A South African court has sentenced the mastermind behind a plot to kill South African former President Nelson mandela to 35 years in jail. The plan was part of a wider white supremacist conspiracy.
The High Court in Pretoria on Tuesday (October 29, 2013) sentenced members of a white extremist group to jail sentences of between five and 35 years.
The 20 members of the Afrikaner extremist group Boeremag, meaning white farmer force – a reference to South Africa’s Dutch colonizers the Boers – were all found guilty last year of treason. The group had been accused of plotting during the late 1990s until 2002 to overthrow the country’s post-apartheid government by force.
The heaviest sentence went to Mike du Toit, ringleader of Boeremag, and the four of his co-defendants who were convicted of conspiracy to murder former President Nelson Mandela. The five were handed a 35-year prison term.
Judge Eben Jordaan sentenced the rest of the defendants to between five and 30 years.
Jordaan said that, had he not been flown by helicopter to open a rural school in the northern Limpopo province, Mandela would have been killed by a landmine planted by the group, resulting in possible wider bloodshed in the trouble that might have ensued.

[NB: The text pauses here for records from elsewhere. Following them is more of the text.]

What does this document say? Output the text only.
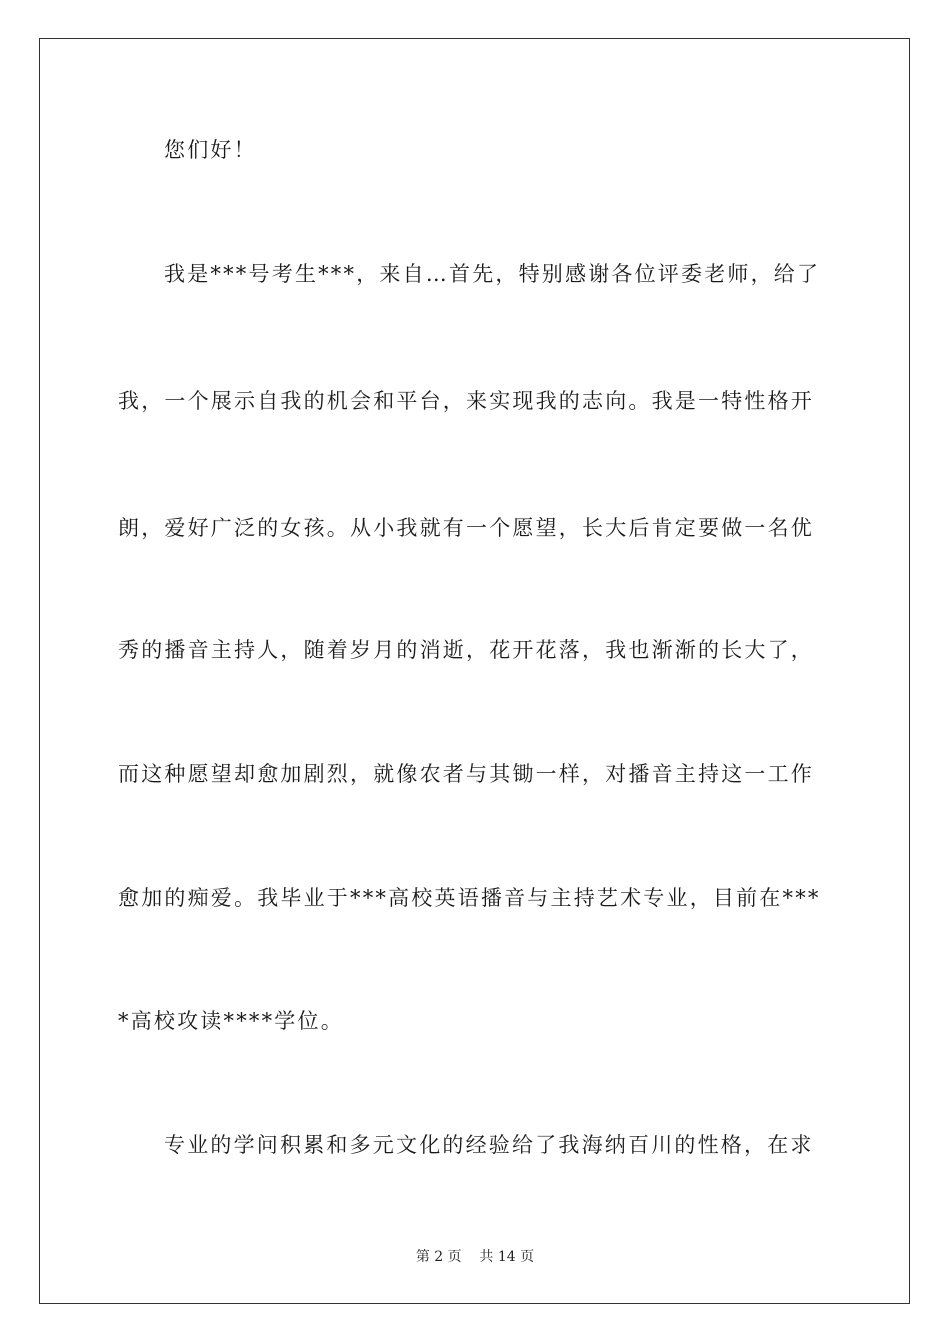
您们好！
我是***号考生***，来自…首先，特别感谢各位评委老师，给了
我，一个展示自我的机会和平台，来实现我的志向。我是一特性格开
朗，爱好广泛的女孩。从小我就有一个愿望，长大后肯定要做一名优
秀的播音主持人，随着岁月的消逝，花开花落，我也渐渐的长大了，
而这种愿望却愈加剧烈，就像农者与其锄一样，对播音主持这一工作
愈加的痴爱。我毕业于***高校英语播音与主持艺术专业，目前在***
*高校攻读****学位。
专业的学问积累和多元文化的经验给了我海纳百川的性格，在求
第 2 页    共 14 页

Members of Boeremag were apprehended after a series of bombings in Soweto township near Johannesburg in 2002. One woman died in the attacks, with dozens of people injured.
The group was reported to have planned to spread unrest through the bombings and murder, and to take over military bases in the resultant chaos. The subsequent plan had been to drive all black and Indian citizens from the country.
The trial lasted almost a decade and resulted in the first guilty verdicts for treason since the end of apartheid in 1994. Security was tight in the courtroom, with two notable escape efforts by the defendants during previous proceedings.
The local newspaper Pretoria reported that a father and three sons were among those convicted. The youngest of the 20 is 32, while the oldest was said to be 74.
Mandela, now 95, remains critically ill and under treatment at his home in Johannesburg after he was discharged from hospital in September.